The government has set the earnings threshold at which workers are auto-enrolled at £9,440 for 2013/14.
This comes after a consultation process in which the Department for Work and Pensions (DWP) asked for viewpoints on increasing the upper and lower earnings thresholds.
The move links the lower earnings trigger to the personal tax allowance for 2013/14 as the DWP proposed, which was due to be £9,205 but was increased by the Chancellor to £9,440 in the Autumn Statement.
In its original consultation, the DWP asked for opinions on linking the upper earnings limit to the top National Insurance contribution band, which is due to fall by £1,025 to £41,450 in the next tax year.

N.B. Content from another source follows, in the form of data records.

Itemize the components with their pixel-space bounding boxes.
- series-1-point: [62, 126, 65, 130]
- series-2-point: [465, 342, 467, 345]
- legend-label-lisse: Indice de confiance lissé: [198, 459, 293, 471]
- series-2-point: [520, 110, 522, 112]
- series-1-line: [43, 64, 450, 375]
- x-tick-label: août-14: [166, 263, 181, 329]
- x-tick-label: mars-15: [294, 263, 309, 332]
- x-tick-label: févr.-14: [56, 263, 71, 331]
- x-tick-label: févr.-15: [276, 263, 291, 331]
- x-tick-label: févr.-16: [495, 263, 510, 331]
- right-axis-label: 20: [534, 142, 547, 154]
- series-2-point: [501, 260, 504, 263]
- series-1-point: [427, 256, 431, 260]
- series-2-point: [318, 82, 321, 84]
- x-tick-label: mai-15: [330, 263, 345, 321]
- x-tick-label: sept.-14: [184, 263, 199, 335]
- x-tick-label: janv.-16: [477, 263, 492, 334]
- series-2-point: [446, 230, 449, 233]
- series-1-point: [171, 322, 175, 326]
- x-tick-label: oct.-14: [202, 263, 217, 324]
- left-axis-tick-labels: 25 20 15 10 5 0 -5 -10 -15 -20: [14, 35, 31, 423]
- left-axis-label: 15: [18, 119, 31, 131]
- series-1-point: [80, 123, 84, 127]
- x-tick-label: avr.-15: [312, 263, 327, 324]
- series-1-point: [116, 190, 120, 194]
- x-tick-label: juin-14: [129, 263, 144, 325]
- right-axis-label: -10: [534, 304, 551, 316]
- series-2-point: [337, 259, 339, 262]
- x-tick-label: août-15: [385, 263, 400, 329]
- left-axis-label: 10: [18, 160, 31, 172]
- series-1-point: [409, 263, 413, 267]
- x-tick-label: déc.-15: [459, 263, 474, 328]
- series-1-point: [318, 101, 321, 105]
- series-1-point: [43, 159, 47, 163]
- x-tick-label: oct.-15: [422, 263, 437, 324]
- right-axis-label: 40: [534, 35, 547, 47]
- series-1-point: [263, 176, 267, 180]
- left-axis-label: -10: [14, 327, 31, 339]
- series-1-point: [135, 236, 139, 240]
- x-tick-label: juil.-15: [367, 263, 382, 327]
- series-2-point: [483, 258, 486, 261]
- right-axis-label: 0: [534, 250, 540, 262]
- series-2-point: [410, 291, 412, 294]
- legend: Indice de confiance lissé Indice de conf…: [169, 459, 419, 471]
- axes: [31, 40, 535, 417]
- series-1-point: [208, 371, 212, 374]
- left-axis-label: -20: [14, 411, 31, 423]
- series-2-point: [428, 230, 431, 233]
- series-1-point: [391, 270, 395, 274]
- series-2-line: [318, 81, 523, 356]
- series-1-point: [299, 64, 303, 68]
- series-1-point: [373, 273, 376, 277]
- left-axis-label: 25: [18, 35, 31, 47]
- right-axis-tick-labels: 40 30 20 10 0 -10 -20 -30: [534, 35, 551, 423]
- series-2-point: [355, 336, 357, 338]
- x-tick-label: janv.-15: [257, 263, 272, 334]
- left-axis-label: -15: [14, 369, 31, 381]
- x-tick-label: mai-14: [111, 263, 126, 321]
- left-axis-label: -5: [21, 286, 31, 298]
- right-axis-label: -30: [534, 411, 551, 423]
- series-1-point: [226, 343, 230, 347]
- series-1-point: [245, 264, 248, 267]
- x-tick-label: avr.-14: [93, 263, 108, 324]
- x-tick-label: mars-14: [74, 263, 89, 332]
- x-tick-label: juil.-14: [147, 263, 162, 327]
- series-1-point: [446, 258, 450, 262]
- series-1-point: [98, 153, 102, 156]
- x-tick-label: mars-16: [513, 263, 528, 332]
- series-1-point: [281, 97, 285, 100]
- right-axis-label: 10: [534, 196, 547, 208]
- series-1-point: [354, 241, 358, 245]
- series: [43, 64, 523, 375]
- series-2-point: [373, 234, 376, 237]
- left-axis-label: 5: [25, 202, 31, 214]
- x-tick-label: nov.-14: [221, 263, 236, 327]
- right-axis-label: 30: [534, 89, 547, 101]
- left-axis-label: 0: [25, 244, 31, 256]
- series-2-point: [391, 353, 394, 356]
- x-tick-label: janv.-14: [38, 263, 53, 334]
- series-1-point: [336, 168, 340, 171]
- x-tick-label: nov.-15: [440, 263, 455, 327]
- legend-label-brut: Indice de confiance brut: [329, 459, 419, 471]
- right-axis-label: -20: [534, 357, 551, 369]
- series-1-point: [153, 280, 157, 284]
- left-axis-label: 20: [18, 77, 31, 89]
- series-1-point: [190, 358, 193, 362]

It debated the merits of maintaining simplicity by linking the two limits over the reduction to pension saving that cutting the limit might create.
In today's announcement the DWP said it will go ahead with the link to the upper earnings band despite the reduction to savings.
Workers will still be able to opt into workplace schemes provided they earn £5,668 per year or more, but will not qualify for auto-enrolment.
Hargreaves Lansdown head of pensions research Tom McPhail said: "Many employers will welcome this news. It will reduce their overall pensions bill, it keeps their administration simple and it takes more of their lower paid employees out of the system.
"Unfortunately it will mean that hundreds of thousands more workers will miss out on the opportunity to build a good retirement pot and because most of them are women it will exacerbate inequalities in the pension system.
"It is vital that all employers have in place a good communication programme to ensure that eligible and non-eligible jobholders are given every opportunity to make the most of the auto-enrolment reforms."